= Dianna Fuemana =

New Zealand Pacific writer, director and performer

Dianna Fuemana (born 1973) is a New Zealand writer, director and performer. She writes for theatre and screen. Her solo play Mapaki was the first that brought a New Zealand-born Niue perspective to the professional stage. In 2008 Fuemana won the Pacific Innovation and Excellence Award, at the Creative New Zealand Arts Pasifika Awards. Fuemana was one of nine women writer-directors of the 2019 feature film Vai.

== Biography ==
Dianna Fuemana was born in New Zealand in 1973 and is one of seven children. Her mother is American Samoan and her father Togavale is Niuean. She is a cousin of singer Pauly Fuemana.

When she was a child she acted in church plays in her community. She went to Henderson High School in Auckland. During her time there, she attended a short course in performing arts run by Cath Cardiff and Jay Laga'aia. In 2005 she graduated with honours with a Master of Creativity and Performing Arts from Auckland University.

== Career ==
In 1997, Fuemana was one of three actors in the play Frangipani Perfume written by Makerita Urale.
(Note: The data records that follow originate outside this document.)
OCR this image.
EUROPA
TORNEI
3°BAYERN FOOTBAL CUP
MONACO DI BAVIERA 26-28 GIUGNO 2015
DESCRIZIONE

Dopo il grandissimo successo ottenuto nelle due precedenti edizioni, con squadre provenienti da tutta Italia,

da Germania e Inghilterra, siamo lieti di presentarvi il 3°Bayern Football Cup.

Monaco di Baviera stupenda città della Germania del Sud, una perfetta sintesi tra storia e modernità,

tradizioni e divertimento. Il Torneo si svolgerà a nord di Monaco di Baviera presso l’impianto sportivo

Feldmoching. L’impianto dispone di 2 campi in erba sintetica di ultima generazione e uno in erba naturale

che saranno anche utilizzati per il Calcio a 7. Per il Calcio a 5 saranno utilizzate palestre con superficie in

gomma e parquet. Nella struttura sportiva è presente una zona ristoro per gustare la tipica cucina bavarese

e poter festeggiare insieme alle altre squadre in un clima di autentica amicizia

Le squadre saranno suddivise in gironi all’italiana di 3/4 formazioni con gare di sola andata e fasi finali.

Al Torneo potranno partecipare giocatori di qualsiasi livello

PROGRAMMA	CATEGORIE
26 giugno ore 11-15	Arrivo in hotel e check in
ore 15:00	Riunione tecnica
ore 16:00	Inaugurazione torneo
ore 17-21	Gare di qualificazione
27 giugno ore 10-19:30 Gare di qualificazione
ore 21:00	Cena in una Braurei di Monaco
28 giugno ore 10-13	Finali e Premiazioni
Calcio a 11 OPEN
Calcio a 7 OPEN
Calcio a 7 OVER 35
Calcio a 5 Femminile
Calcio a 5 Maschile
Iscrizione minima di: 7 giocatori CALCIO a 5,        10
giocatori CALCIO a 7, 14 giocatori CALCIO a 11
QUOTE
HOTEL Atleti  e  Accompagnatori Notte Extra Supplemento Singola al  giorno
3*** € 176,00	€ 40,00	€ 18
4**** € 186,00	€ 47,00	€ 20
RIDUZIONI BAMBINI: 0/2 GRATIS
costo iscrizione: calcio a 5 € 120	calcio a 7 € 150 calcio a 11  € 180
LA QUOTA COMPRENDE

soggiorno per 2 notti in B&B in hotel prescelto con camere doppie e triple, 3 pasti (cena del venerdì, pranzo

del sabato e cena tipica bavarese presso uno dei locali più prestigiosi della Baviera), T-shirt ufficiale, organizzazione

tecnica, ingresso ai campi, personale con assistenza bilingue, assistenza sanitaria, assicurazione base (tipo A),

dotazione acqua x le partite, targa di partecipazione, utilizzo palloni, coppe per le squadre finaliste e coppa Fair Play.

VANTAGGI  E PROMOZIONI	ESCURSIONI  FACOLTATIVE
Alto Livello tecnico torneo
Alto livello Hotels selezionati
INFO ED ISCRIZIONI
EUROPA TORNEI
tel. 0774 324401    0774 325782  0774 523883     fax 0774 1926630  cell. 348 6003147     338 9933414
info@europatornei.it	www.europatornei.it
Two years later, Fuemana wrote and performed in her own play, a solo show called Mapaki. For this she was nominated at the Chapman Tripp Theatre Awards for Outstanding New Writer and Best Upcoming Actress of the Year. After being performed in New Zealand Mapaki toured across the United States and in Athens, Greece. Fuemana's father wrote the song that opens her play Mapaki. Her father died in 2000 and she dedicated the Auckland season of Mapaki to him.

Feumana had a residency in 2006 at the Pangea World Theater in Minneapolis, USA. During that time she wrote the play Falemalma.

Her screen work includes writing and directing the short film Sunday Fun Day, which premiered at the New Zealand International Film Festival and includes the perspective of a transgender teenager and a solo mother. She says of Sunday Fun Day:
This story came from the feeling of "vulnerability," as a mother raising teens. From my experience, teens don’t really understand vulnerability from a mother’s perspective. We have a load of films in New Zealand that focus on the child’s perspective but not from the strength and humor of a mother’s.Sunday Funday was screened at ImagineNATIVE Film Festival in 2017 and won an award.

Fuemana was one of nine writer-directors on the New Zealand Pacific Island feature film Vai released in 2019. In 2023 the film she co-wrote Mysterious Ways was released in New Zealand.

== Plays ==
- 1999 - Mapaki - writer and performer
- 2001 - Jingle Bells - writer
- 2004 - The Packer - writer. Presentations include New Zealand, Australia, Edinburgh Fringe Festival
- 2005 - My Mother Dreaming - writer
- 2006 - Falemalama - writer
- 2011 - Birds - writer. First performed 29 April 2011 at the Nuie Arts and Cultural Festival, directed by Fuemana and performed by Ali Foa'i.

== Screen ==

- 2017 - Sunday Fun Day - short film - writer and director
- 2019 - Vai - (2019) - film - writer/director - made in sections this film is also directed by eight other Pasifika women filmmakers: Sharon and Nicole Whippy, Becs Arahanga, Amberley Jo Aumua, Matasila Freshwater, Mīria George, 'Ofa-ki Guttenbeil-Likiliki and Marina Alofagia McCartney.
- 2023 - Mysterious Ways - feature film - co-writer
- Interrogation - TV - writer of episodes
- Good Hands - TV - writer of episodes

== Awards and residencies ==
In 2008 Feumana was awarded the Pacific Innovation and Excellence Award by Creative New Zealand in the Pasifika Arts Awards. Sunday Funday won the ImagineNATIVE Film and Media Arts Festival Sun Jury Prize in 2017.

== Personal ==
Fuemana has three children: a son and daughter from her first marriage, and a daughter with actor Jay Ryan.